Że musiała pracować zawodowo? Wcale nie musiała. Po prostu nie znalazł się
nikt, kto zapewniłby jej byt. Gdyby to było w czasach prefeministycznych,
jeśli nie miałby ją kto utrzymywać i nie miałaby majątku (którym
dysponowałby mąż, ojciec lub brat, nawiasem mówiąc), byłaby żebraczką albo
poniżaną "ubogą krewną" przy dworze państwa.
A może pracowała na dwóch etetach - w domu i w pracy? To jest winą jej
bliskich, którzy przerzucili na nią część odpowiedzialności za byt rodziny,
nie dając nic w zamian.
Tylko te dwie rzeczy przychodzą mi do głowy. Ale może Twoją matkę feminizm
unieszczęśliwił w inny sposób? Oświeć mnie zatem, w jaki.

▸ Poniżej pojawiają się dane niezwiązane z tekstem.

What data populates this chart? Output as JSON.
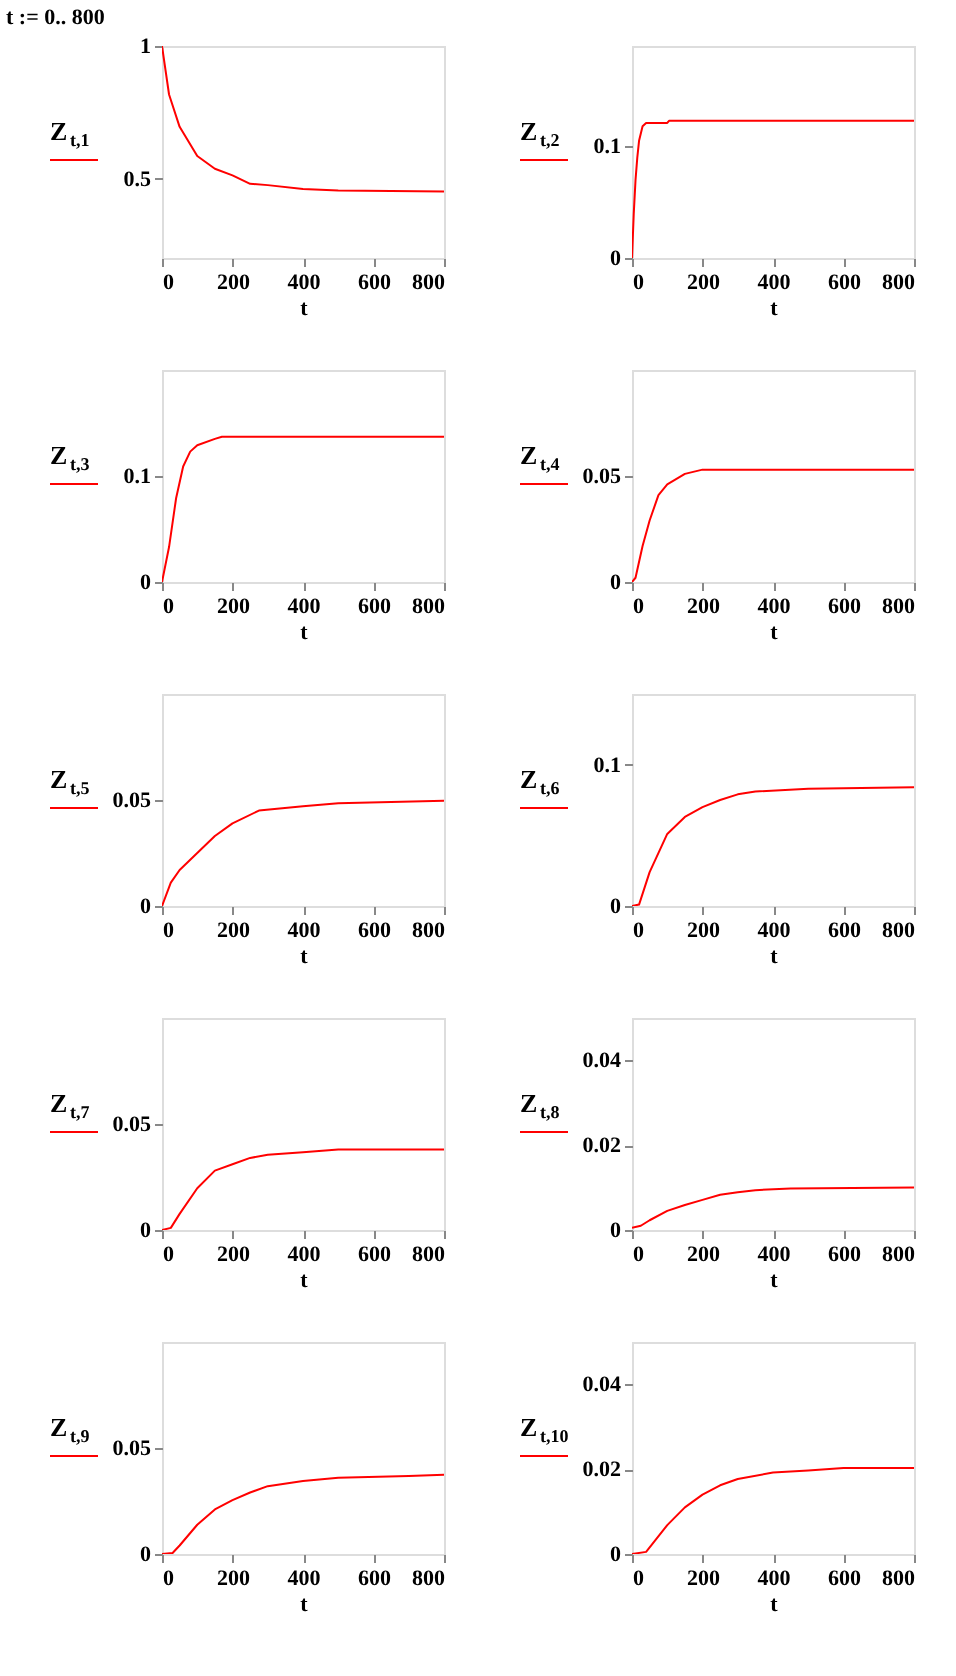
{
  "chart_data": [
    {
      "type": "line",
      "annotations": [
        "t := 0.. 800"
      ],
      "xlabel": "t",
      "ylabel": "Z$_{t,1}$",
      "xlim": [
        0,
        800
      ],
      "xticks": [
        0,
        200,
        400,
        600,
        800
      ],
      "ylim": [
        0.2,
        1
      ],
      "yticks": [
        0.5,
        1
      ],
      "series": [
        {
          "color": "#ff0000",
          "x": [
            0,
            20,
            50,
            100,
            150,
            200,
            250,
            300,
            400,
            500,
            800
          ],
          "values": [
            1,
            0.817,
            0.695,
            0.585,
            0.537,
            0.512,
            0.48,
            0.475,
            0.46,
            0.455,
            0.451
          ]
        }
      ]
    },
    {
      "type": "line",
      "xlabel": "t",
      "ylabel": "Z$_{t,2}$",
      "xlim": [
        0,
        800
      ],
      "xticks": [
        0,
        200,
        400,
        600,
        800
      ],
      "ylim": [
        0,
        0.19
      ],
      "yticks": [
        0,
        0.1
      ],
      "series": [
        {
          "color": "#ff0000",
          "x": [
            0,
            5,
            10,
            15,
            20,
            30,
            40,
            100,
            105,
            800
          ],
          "values": [
            0,
            0.04,
            0.07,
            0.09,
            0.105,
            0.118,
            0.121,
            0.121,
            0.123,
            0.123
          ]
        }
      ]
    },
    {
      "type": "line",
      "xlabel": "t",
      "ylabel": "Z$_{t,3}$",
      "xlim": [
        0,
        800
      ],
      "xticks": [
        0,
        200,
        400,
        600,
        800
      ],
      "ylim": [
        0,
        0.2
      ],
      "yticks": [
        0,
        0.1
      ],
      "series": [
        {
          "color": "#ff0000",
          "x": [
            0,
            20,
            40,
            60,
            80,
            100,
            150,
            170,
            800
          ],
          "values": [
            0,
            0.033,
            0.079,
            0.109,
            0.123,
            0.129,
            0.135,
            0.137,
            0.137
          ]
        }
      ]
    },
    {
      "type": "line",
      "xlabel": "t",
      "ylabel": "Z$_{t,4}$",
      "xlim": [
        0,
        800
      ],
      "xticks": [
        0,
        200,
        400,
        600,
        800
      ],
      "ylim": [
        0,
        0.1
      ],
      "yticks": [
        0,
        0.05
      ],
      "series": [
        {
          "color": "#ff0000",
          "x": [
            0,
            10,
            30,
            50,
            75,
            100,
            150,
            200,
            800
          ],
          "values": [
            0,
            0.002,
            0.017,
            0.029,
            0.041,
            0.046,
            0.051,
            0.053,
            0.053
          ]
        }
      ]
    },
    {
      "type": "line",
      "xlabel": "t",
      "ylabel": "Z$_{t,5}$",
      "xlim": [
        0,
        800
      ],
      "xticks": [
        0,
        200,
        400,
        600,
        800
      ],
      "ylim": [
        0,
        0.1
      ],
      "yticks": [
        0,
        0.05
      ],
      "series": [
        {
          "color": "#ff0000",
          "x": [
            0,
            25,
            50,
            100,
            150,
            200,
            275,
            400,
            500,
            800
          ],
          "values": [
            0,
            0.011,
            0.017,
            0.025,
            0.033,
            0.039,
            0.045,
            0.047,
            0.0485,
            0.0497
          ]
        }
      ]
    },
    {
      "type": "line",
      "xlabel": "t",
      "ylabel": "Z$_{t,6}$",
      "xlim": [
        0,
        800
      ],
      "xticks": [
        0,
        200,
        400,
        600,
        800
      ],
      "ylim": [
        0,
        0.15
      ],
      "yticks": [
        0,
        0.1
      ],
      "series": [
        {
          "color": "#ff0000",
          "x": [
            0,
            20,
            50,
            100,
            150,
            200,
            250,
            300,
            350,
            500,
            800
          ],
          "values": [
            0,
            0.001,
            0.024,
            0.051,
            0.063,
            0.07,
            0.075,
            0.079,
            0.081,
            0.083,
            0.084
          ]
        }
      ]
    },
    {
      "type": "line",
      "xlabel": "t",
      "ylabel": "Z$_{t,7}$",
      "xlim": [
        0,
        800
      ],
      "xticks": [
        0,
        200,
        400,
        600,
        800
      ],
      "ylim": [
        0,
        0.1
      ],
      "yticks": [
        0,
        0.05
      ],
      "series": [
        {
          "color": "#ff0000",
          "x": [
            0,
            25,
            50,
            100,
            150,
            200,
            250,
            300,
            400,
            500,
            800
          ],
          "values": [
            0,
            0.001,
            0.0076,
            0.0197,
            0.028,
            0.031,
            0.034,
            0.0355,
            0.0367,
            0.038,
            0.038
          ]
        }
      ]
    },
    {
      "type": "line",
      "xlabel": "t",
      "ylabel": "Z$_{t,8}$",
      "xlim": [
        0,
        800
      ],
      "xticks": [
        0,
        200,
        400,
        600,
        800
      ],
      "ylim": [
        0,
        0.05
      ],
      "yticks": [
        0,
        0.02,
        0.04
      ],
      "series": [
        {
          "color": "#ff0000",
          "x": [
            0,
            25,
            50,
            100,
            150,
            200,
            250,
            300,
            350,
            450,
            800
          ],
          "values": [
            0.0005,
            0.001,
            0.0023,
            0.0045,
            0.0059,
            0.0071,
            0.0083,
            0.0089,
            0.0094,
            0.0098,
            0.01
          ]
        }
      ]
    },
    {
      "type": "line",
      "xlabel": "t",
      "ylabel": "Z$_{t,9}$",
      "xlim": [
        0,
        800
      ],
      "xticks": [
        0,
        200,
        400,
        600,
        800
      ],
      "ylim": [
        0,
        0.1
      ],
      "yticks": [
        0,
        0.05
      ],
      "series": [
        {
          "color": "#ff0000",
          "x": [
            0,
            30,
            50,
            100,
            150,
            200,
            250,
            300,
            400,
            500,
            700,
            800
          ],
          "values": [
            0,
            0.0005,
            0.004,
            0.0138,
            0.021,
            0.0254,
            0.029,
            0.032,
            0.0344,
            0.036,
            0.0368,
            0.0374
          ]
        }
      ]
    },
    {
      "type": "line",
      "xlabel": "t",
      "ylabel": "Z$_{t,10}$",
      "xlim": [
        0,
        800
      ],
      "xticks": [
        0,
        200,
        400,
        600,
        800
      ],
      "ylim": [
        0,
        0.05
      ],
      "yticks": [
        0,
        0.02,
        0.04
      ],
      "series": [
        {
          "color": "#ff0000",
          "x": [
            0,
            40,
            100,
            150,
            200,
            250,
            300,
            400,
            500,
            600,
            800
          ],
          "values": [
            0,
            0.0005,
            0.0068,
            0.011,
            0.014,
            0.0162,
            0.0177,
            0.0192,
            0.0197,
            0.0203,
            0.0203
          ]
        }
      ]
    }
  ]
}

> Jestem za równouprawnieniem wszystkich
> osobników należących do gatunku Homo ale, wybacz, ruch feministyczny
> traktuję jako ruch fanatyczny a na fanatyzm mam uczulenie.
To sobie traktuj.
Tylko jeszcze mi powiedz, dlaczego masz takie zdanie.
BTW dziś usłyszałam w Kawie czy herbacie, jak jakiś działacz sportowy (chyba
Lang, nie jestem pewna, bo nie było mnie wówczas w pokoju) mówił, że apelują
do organizacji sportowych, żeby sportsmenki miały więcej seksapeilu (czy jak
tam się pisze ten seksapil ;-))). W życiu nie słyszałam, żeby ktoś apelował
o to, by faceci sportowcy mieli w sobie więcej seksu....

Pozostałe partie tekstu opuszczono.